Marcel! Du verrätst alles, was dir heilig war! Du verrätst unseren Herrn! Für
eine fette Frau. Ich schäme mich für dich.«
    »Mutter«, wirft Hein leise ein und sagt zu uns gewandt: »Sie weiß
nicht, was sie sagt. Der Tod meines Vaters hat sie völlig aus der Bahn
geworfen. Schaut sie doch an: So jemand kann doch niemanden ermorden.«
    Gudrun sagt gar nichts, starrt von einem zum anderen. Die Frau, die
immer alles unter Kontrolle haben will, hat an den ganzen Dramen vor ihrer Nase
vorbeigelebt. Vielleicht, weil sie zu sehr damit beschäftigt war, ihre eigene
Position zu verteidigen. Und sich Alf vom Leibe zu halten.
    »Sag doch auch was!«, schreit Fine sie jetzt an. »Sonst nimmst du doch
immer das Maul so voll! Mein Vater hat mir zumindest einen Hof mitjegeben,
deiner hat alles mit den Weibern durchgebracht! Und er hat … jetzt hör jut zu,
Marcel, denn dat ist wichtig … seine eigene Schwester, dat Maria, damals in den
Bunker jeschubst. Dat kann die Anna Klein, Katjas Mutter, bezeugen. Wir haben
es beide mit unseren eigenen Augen jesehen!«
    Sie atmet tief aus und lehnt sich befriedigt zurück.

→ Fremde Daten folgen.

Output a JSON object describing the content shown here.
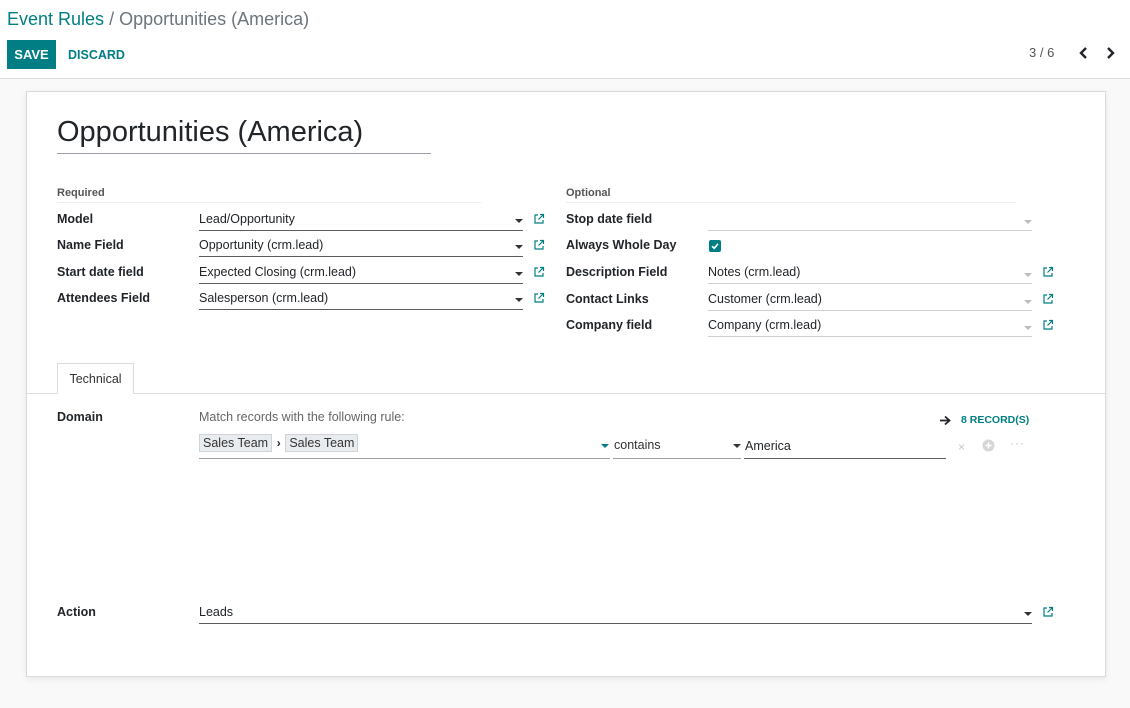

    »Der Werner ist tot«, sagt Marcel Langer müde.
    »Und meine Mutter auch«, setze ich hinzu. Jetzt verstehe ich alles.
Fast alles.
    »Warum?«, frage ich leise. »Warum habt ihr sie dann so lange da
liegen lassen, dass ihr ein Tier die Hand abfressen konnte?«
    »Sie war tot«, antwortet Fine. »Hätte nur Scherereien für uns
gegeben. Und du wärst im Jefängnis geboren worden! Wo du hinjehörst! Dat Anna
hat sich einfach aus dem Staub gemacht, mir den janzen Dreck hinterlassen und
ist verschwunden. Verschwunden!«, bellt sie mich an.
    Ich denke daran, wie fremd mir meine Mutter in den letzten sieben
Tagen geworden ist. In denen ich Lage um Lage ihrer Geschichte abgehoben, ihrer
Vergangenheit aufgedeckt habe. Von dem, was sie erlebt, was sie geprägt hatte,
wusste ich gar nichts. Aber ich habe den Menschen Anna Klein fast ein halbes
Jahrhundert lang gekannt. Und diesem Menschen bedeutete Verantwortung viel.
    »Sie hat dir ein Versprechen abgenommen«, verlege ich mich wieder
aufs Bluffen, »dass du dich um ihre Mutter kümmerst.«
    »Erpresst hat sie mich!«, schäumt Fine.